🚀 From 60 Minutes to 30 Minutes: Optimizing Spark...

NHariGouthami · ‎09-09-2025

Recently, I faced what looked like a “small” data engineering challenge:
We added a new column (ClientPlatform) to our data pipeline.

Sounds simple, right? But there was a catch — 30 days of historical data were missing the column. With terabytes of raw data generated per day in complex nested JSON, reprocessing everything would be painfully slow and costly. In fact, a straightforward backfill attempt took nearly 30 hours 😬.

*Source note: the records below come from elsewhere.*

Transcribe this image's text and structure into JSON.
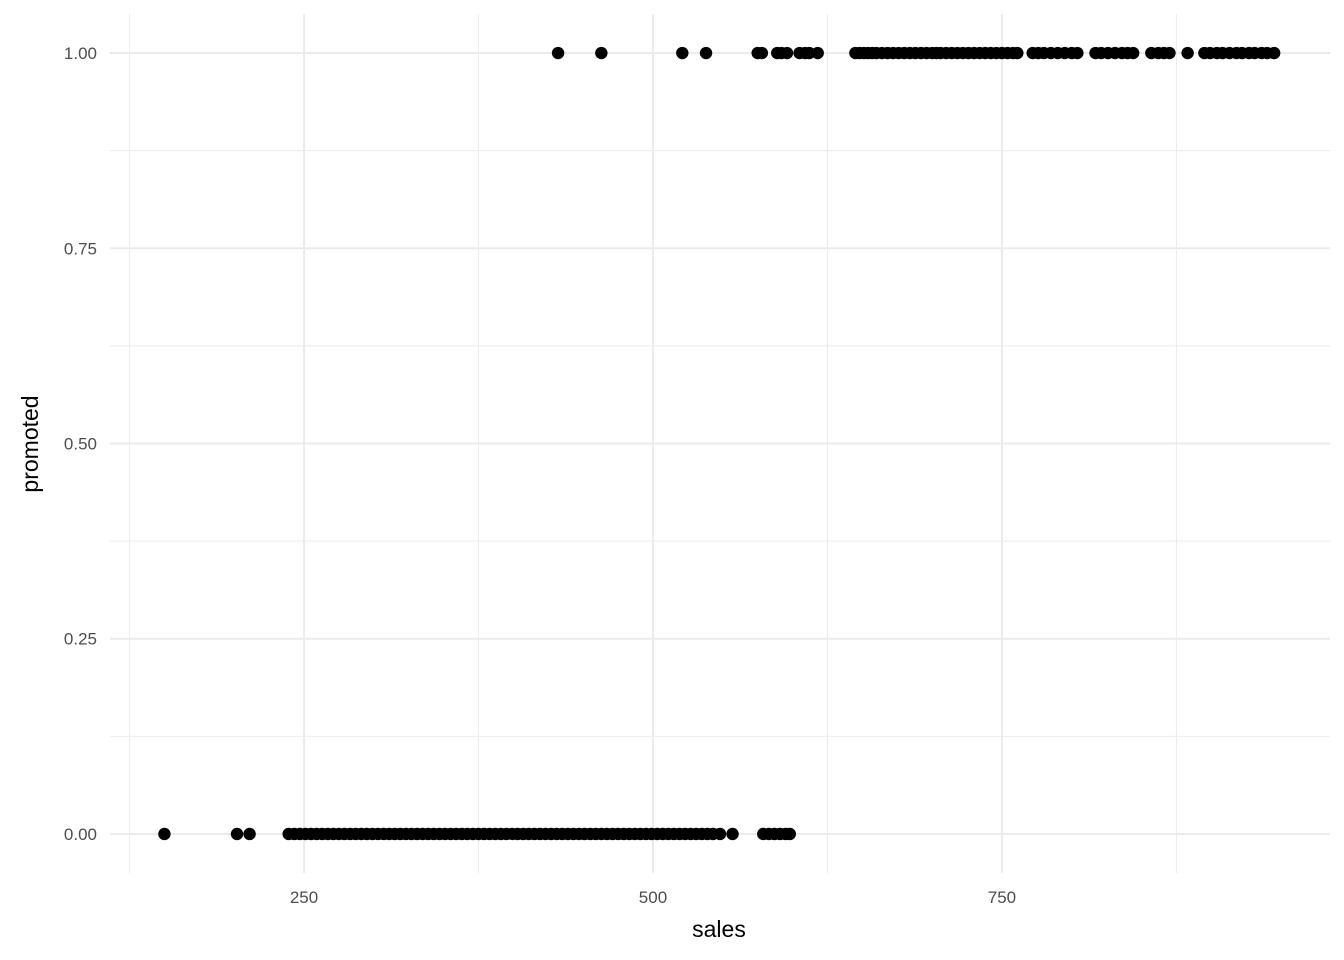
{
  "chart_data": {
    "type": "scatter",
    "title": "",
    "xlabel": "sales",
    "ylabel": "promoted",
    "xlim": [
      111,
      985
    ],
    "ylim": [
      -0.05,
      1.05
    ],
    "xticks": [
      250,
      500,
      750
    ],
    "xtick_labels": [
      "250",
      "500",
      "750"
    ],
    "xminor": [
      125,
      375,
      625,
      875
    ],
    "yticks": [
      0,
      0.25,
      0.5,
      0.75,
      1
    ],
    "ytick_labels": [
      "0.00",
      "0.25",
      "0.50",
      "0.75",
      "1.00"
    ],
    "yminor": [
      0.125,
      0.375,
      0.625,
      0.875
    ],
    "grid": true,
    "point_color": "#000000",
    "grid_color": "#ebebeb",
    "series": [
      {
        "y": 0,
        "x": [
          150,
          202,
          211,
          239,
          243,
          247,
          251,
          255,
          259,
          263,
          267,
          271,
          275,
          279,
          283,
          287,
          291,
          295,
          299,
          303,
          307,
          311,
          315,
          319,
          323,
          327,
          331,
          335,
          339,
          343,
          347,
          351,
          355,
          359,
          363,
          367,
          371,
          375,
          379,
          383,
          387,
          391,
          395,
          399,
          403,
          407,
          411,
          415,
          419,
          423,
          427,
          431,
          435,
          439,
          443,
          447,
          451,
          455,
          459,
          463,
          467,
          471,
          475,
          479,
          483,
          487,
          491,
          495,
          499,
          503,
          507,
          511,
          515,
          519,
          523,
          527,
          531,
          535,
          539,
          543,
          548,
          557,
          579,
          583,
          587,
          591,
          595,
          598
        ]
      },
      {
        "y": 1,
        "x": [
          432,
          463,
          521,
          538,
          575,
          578,
          589,
          592,
          596,
          605,
          609,
          612,
          618,
          645,
          648,
          651,
          654,
          657,
          660,
          664,
          668,
          672,
          676,
          680,
          684,
          688,
          692,
          696,
          700,
          703,
          706,
          710,
          714,
          718,
          722,
          726,
          730,
          734,
          738,
          742,
          746,
          750,
          754,
          758,
          761,
          772,
          776,
          780,
          785,
          790,
          795,
          800,
          804,
          817,
          821,
          826,
          831,
          836,
          840,
          844,
          857,
          862,
          866,
          870,
          883,
          895,
          899,
          904,
          908,
          913,
          918,
          922,
          927,
          931,
          936,
          940,
          945
        ]
      }
    ]
  }
}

Instead of brute force, I went down the optimization rabbit hole — and cut:

JSON reading time by 78x (6.83 min → 5.26s)
Backfill time for 30 days from 30 hours → 15hours (saved 15 hours)

Here’s how I did it 👇

🎯 The Problem

Today’s data had ClientPlatform ✅
Last 30 days didn’t ❌
Goal: backfill the column efficiently without blowing up compute or runtime.

A classic data engineering pain: historical fixes at scale.

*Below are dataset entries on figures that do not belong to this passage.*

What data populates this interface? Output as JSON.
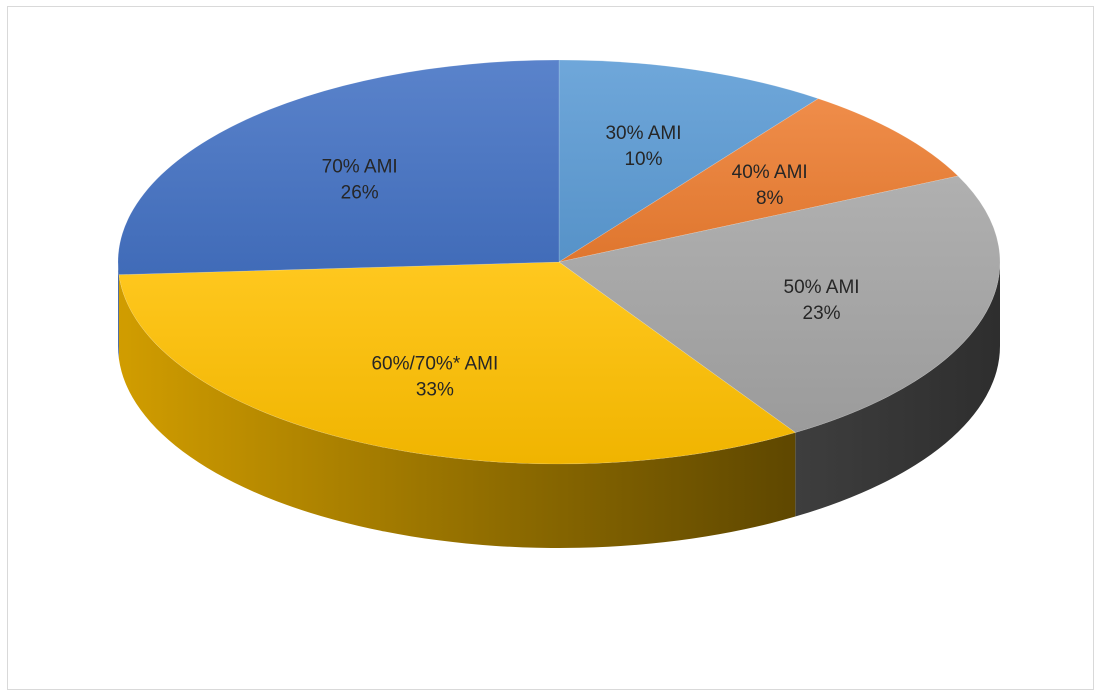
{
  "chart_data": {
    "type": "pie",
    "title": "",
    "style": "3d-exploded-none",
    "slices": [
      {
        "label": "30% AMI",
        "value": 10,
        "value_label": "10%",
        "color": "#5b9bd5"
      },
      {
        "label": "40% AMI",
        "value": 8,
        "value_label": "8%",
        "color": "#ed7d31"
      },
      {
        "label": "50% AMI",
        "value": 23,
        "value_label": "23%",
        "color": "#a5a5a5"
      },
      {
        "label": "60%/70%* AMI",
        "value": 33,
        "value_label": "33%",
        "color": "#ffc000"
      },
      {
        "label": "70% AMI",
        "value": 26,
        "value_label": "26%",
        "color": "#4472c4"
      }
    ],
    "legend": "none"
  }
}
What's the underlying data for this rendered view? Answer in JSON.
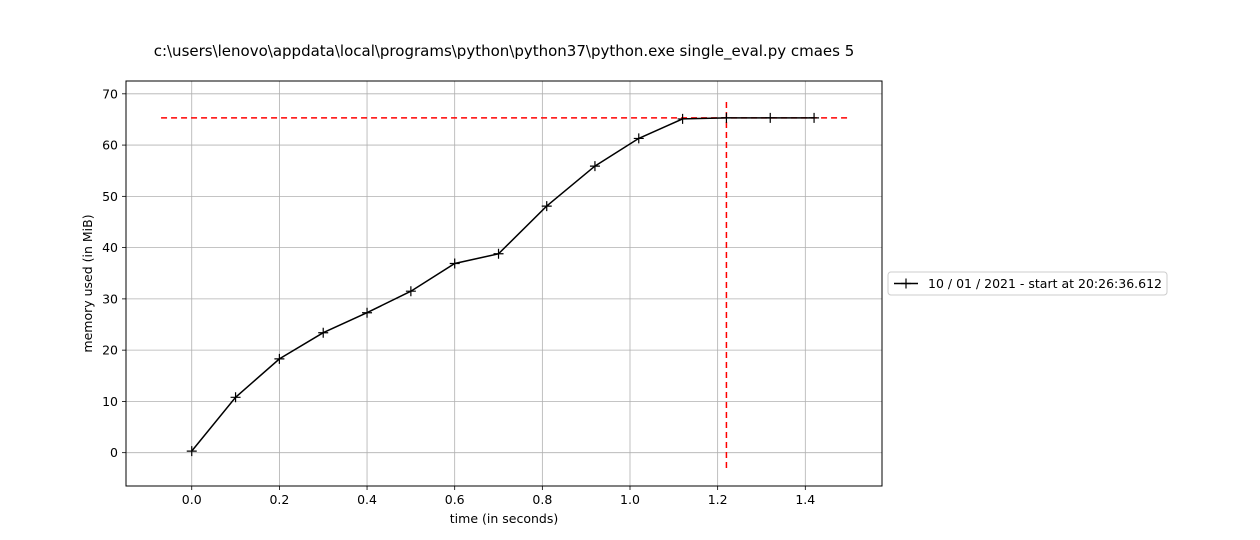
{
  "chart_data": {
    "type": "line",
    "title": "c:\\users\\lenovo\\appdata\\local\\programs\\python\\python37\\python.exe single_eval.py cmaes 5",
    "xlabel": "time (in seconds)",
    "ylabel": "memory used (in MiB)",
    "xlim": [
      -0.15,
      1.575
    ],
    "ylim": [
      -6.5,
      72.5
    ],
    "xticks": [
      0.0,
      0.2,
      0.4,
      0.6,
      0.8,
      1.0,
      1.2,
      1.4
    ],
    "xtick_labels": [
      "0.0",
      "0.2",
      "0.4",
      "0.6",
      "0.8",
      "1.0",
      "1.2",
      "1.4"
    ],
    "yticks": [
      0,
      10,
      20,
      30,
      40,
      50,
      60,
      70
    ],
    "ytick_labels": [
      "0",
      "10",
      "20",
      "30",
      "40",
      "50",
      "60",
      "70"
    ],
    "grid": true,
    "legend_position": "right",
    "series": [
      {
        "name": "10 / 01 / 2021 - start at 20:26:36.612",
        "color": "#000000",
        "marker": "+",
        "x": [
          0.0,
          0.1,
          0.2,
          0.3,
          0.4,
          0.5,
          0.6,
          0.7,
          0.81,
          0.92,
          1.02,
          1.12,
          1.22,
          1.32,
          1.42
        ],
        "y": [
          0.3,
          10.8,
          18.3,
          23.4,
          27.3,
          31.5,
          36.9,
          38.8,
          48.1,
          55.9,
          61.3,
          65.1,
          65.3,
          65.3,
          65.3
        ]
      }
    ],
    "reference_lines": {
      "color": "#ff0000",
      "style": "dashed",
      "horizontal": {
        "y": 65.3,
        "xmin": -0.07,
        "xmax": 1.5
      },
      "vertical": {
        "x": 1.22,
        "ymin": -3.0,
        "ymax": 68.7
      }
    }
  }
}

1. JSON Reading — The Game Changer

The raw data was in compressed JSON (.json.gz).

Pre-defined schema (instead of letting Spark infer)
Applied strict JSON parsing options

👉 Result: JSON read time dropped from 6.83 min → 5.26s ⚡

2. The count() Trap

During development, I added:

df.count()

just to monitor progress. Sounds harmless?

It added 4+ minutes per run 🤦

count() forces a full dataset scan.
Spark launched 232 tasks for 24 cores (over-partitioned).
Stragglers dragged the job down.

Fix: Removed count() from intermediate steps → instant 78x boost.

💡 Lesson: Use file statistics, sampling, or defer counts to the final step.

3. Delta Lake Merge Optimization

When we realized we needed to populate the new column (ClientPlatform) for the past 30 days, the naïve approach would have been:

Re-read all historical JSONs
Transform them fully
Overwrite existing Delta tables

That means reprocessing terabytes of data just to add one column. Costly in time, compute, and storage.

✅ Enter Delta Merge

Instead of reprocessing everything, Delta Lake allows you to surgically update only the missing records.

Here’s the simplified syntax we used:

from delta.tables import DeltaTable
delta_table.alias("target").merge(
    df_platform_raw.alias("source"),
    "target.ConversationId = source.ConversationId "
    "AND target.RequestId = source.RequestId "
    f"AND target.slicedate = {slice_date} "
    f"AND target.PRegion = '{REGION}'"
).whenMatchedUpdate(
    condition="target.ClientPlatform IS NULL",
    set={"ClientPlatform": "source.ClientPlatform"}
).execute()

🚀 Why this is powerful

No full table rewrite → only the affected rows are touched.
Conditional updates → we only updated records where ClientPlatform was NULL.
ACID guarantees → even partial failures don’t corrupt data.
Massive time savings → our 30-day backfill dropped from 30 hours → 15 hours.

Press enter or click to view image in full size

🚀 Spark & Delta Lake Optimization: Before vs After

🎯 Takeaway

Performance is rarely about one big trick. It’s about stacking small optimizations — configuration, schema design, partitioning, caching — that add up to dramatic results.

What looked like a “simple backfill” turned into a masterclass in Spark performance tuning. Hopefully, this walkthrough saves you some hours when you hit a similar challenge.

💬 I’d love to hear — what’s the biggest performance trap you have run into while working with Spark or Delta Lake?

Royel · ‎09-24-2025

Well explained, I’ve also seen big improvements using similar optimizations for partitioned tables, and it saved a lot of time.